• disco [any]
      ·
      4 years ago

      Deliberately designing districts in such a way that the people designing the districts are specifically choosing to empower specific groups is a terrible system that is not only vulnerable to abuse, abuse is practically guaranteed. Furthermore, the upside you appear to be describing is that districts like this subvert majority rule.

      The scenario you described where districts are a homogenous grid is superior.

    • Orcocracy [comrade/them]
      ·
      4 years ago

      The ideal solution is to skip all of this nonsense and just use proportional representation. Of course that would also mean the end of the two party system in the US, so it will never happen.

    • CarlTheRedditor [he/him]
      ·
      4 years ago

      I'm open to hearing counter arguments if anyone has specific information on the district.

      Yeah, it's TX-35 . It's been gerrymandered to pack a bunch of Dem voters.

      From Wikipedia:

      In March 2017, a panel of federal judges ruled that the 35th district was illegally drawn with discriminatory intent.[10] In August 2017, there was another ruling that the district is unconstitutional.[11] However, the district was allowed to stand in the Supreme Court's 2018 Abbott v. Perez ruling.[12]

      • GrandAyatollaLenin [he/him,comrade/them]
        ·
        4 years ago

        AI doesn't solve the problem because the problem isn't drawing lines on the map. It's deciding what to base the lines on.

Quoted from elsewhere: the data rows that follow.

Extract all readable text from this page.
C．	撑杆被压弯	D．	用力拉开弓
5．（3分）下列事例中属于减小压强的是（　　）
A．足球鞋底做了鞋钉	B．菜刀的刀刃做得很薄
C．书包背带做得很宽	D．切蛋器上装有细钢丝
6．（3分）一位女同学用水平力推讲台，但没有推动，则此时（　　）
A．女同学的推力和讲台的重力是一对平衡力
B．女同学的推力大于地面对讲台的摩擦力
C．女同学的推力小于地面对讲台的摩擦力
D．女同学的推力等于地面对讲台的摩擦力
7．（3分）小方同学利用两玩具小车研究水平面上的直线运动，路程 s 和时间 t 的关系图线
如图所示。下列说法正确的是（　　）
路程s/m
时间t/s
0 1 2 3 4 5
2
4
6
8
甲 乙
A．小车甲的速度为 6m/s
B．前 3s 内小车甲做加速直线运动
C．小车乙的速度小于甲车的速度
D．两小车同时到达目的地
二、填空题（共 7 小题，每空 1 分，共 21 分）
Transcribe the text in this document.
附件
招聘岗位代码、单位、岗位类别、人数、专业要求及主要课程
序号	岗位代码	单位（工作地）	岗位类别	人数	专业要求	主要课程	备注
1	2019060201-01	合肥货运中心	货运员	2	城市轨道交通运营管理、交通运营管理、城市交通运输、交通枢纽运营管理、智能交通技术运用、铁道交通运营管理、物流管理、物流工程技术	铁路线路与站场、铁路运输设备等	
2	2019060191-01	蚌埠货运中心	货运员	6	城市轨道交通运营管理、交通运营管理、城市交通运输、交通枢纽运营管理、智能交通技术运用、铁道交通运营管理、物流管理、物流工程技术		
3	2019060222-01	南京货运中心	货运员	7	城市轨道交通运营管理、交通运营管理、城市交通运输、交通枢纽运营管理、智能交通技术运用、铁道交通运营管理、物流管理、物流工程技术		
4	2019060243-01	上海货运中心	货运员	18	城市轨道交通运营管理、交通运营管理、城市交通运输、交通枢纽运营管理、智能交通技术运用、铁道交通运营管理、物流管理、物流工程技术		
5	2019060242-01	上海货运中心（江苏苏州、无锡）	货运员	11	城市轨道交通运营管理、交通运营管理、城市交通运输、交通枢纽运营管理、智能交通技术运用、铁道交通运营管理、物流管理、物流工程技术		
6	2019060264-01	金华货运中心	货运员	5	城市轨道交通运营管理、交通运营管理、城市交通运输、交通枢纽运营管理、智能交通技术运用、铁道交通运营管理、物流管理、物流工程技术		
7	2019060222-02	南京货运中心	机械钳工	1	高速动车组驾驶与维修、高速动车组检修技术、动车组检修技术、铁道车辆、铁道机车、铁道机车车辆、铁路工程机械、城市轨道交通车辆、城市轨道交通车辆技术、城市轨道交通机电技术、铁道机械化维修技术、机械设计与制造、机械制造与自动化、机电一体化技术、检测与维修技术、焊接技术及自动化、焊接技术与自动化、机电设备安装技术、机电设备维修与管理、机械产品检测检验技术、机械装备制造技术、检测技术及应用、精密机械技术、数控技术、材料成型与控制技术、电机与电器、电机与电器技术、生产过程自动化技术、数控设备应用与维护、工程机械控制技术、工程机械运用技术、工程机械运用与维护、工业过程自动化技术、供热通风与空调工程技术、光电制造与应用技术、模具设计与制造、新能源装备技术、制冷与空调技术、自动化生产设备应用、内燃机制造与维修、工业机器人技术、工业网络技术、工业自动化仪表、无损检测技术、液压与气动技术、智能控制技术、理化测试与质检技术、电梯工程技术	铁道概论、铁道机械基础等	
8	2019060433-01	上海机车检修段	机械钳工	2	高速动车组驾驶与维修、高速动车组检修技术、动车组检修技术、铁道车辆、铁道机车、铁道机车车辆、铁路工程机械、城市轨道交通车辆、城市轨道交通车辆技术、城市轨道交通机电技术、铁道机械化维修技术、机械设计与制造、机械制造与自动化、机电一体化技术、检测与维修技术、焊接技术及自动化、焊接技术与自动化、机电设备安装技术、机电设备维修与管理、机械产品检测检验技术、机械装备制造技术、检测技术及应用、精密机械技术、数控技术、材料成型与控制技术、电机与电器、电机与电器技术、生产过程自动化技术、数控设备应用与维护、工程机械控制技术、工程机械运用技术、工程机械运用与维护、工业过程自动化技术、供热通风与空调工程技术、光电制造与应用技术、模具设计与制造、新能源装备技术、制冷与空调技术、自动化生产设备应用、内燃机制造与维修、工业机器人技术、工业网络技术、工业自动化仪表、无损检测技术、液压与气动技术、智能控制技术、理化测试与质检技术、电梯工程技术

        If every district is competitive, a small popularity swing for a party is multiplied in legislative elections. If they're not competitive, the results are guaranteed and candidates don't need to work to attact voters. Packing minorities into districts can be discriminatory. Diluting them in majority white districts can be discriminatory.

        The technocratic solution is to take poll data, predict the overall vote totals, then gerrymander in favour of that. That's still rigging the election and isn't viable long term.

        The real solution is to abolish territorial represenation.

          • GrandAyatollaLenin [he/him,comrade/them]
            ·
            4 years ago

            That's the problem though. You can't create the algorithm until you decide what the percentages and priorities should be. If we knew that, the people drawing the districts would already be doing it.

            It wouldn't be a linear "algorithm>line>election" process either. Just as you can predict the election from the districts, you can predict the districts from the algorithm. Once the debate shifts from what the lines should be to what the algorithm should be, all you're doing is complicating the data analysis. Instead of some guys drawing the lines they want, they determine the algorithm that will give them the lines.

            At some point that local region has to have political power over itself and/or elect higher representation.

            That's what federalism is for. And municipal governments.

              • GrandAyatollaLenin [he/him,comrade/them]
                ·
                4 years ago

                It's the same either way. You vote for the algorithm that favours your party vs you vote for the election commission that favours your party.

                You're assuming it's possible to discuss these things in the abstract. It's not. "What people want out of their representation" is the same as who they want.

                It will take literally 10 minutes for this to turn into a partisan pissing patch. Liberals will want represenation of minorities. Conservatives won't want them given any special treatment.

                If abstracting it were possible, and people decided what they want without knowing the consequences, the outcome would likely be worse. Competitive elections sound good in theory, but it's safe spots where 3rd parties can emerge as the alternative.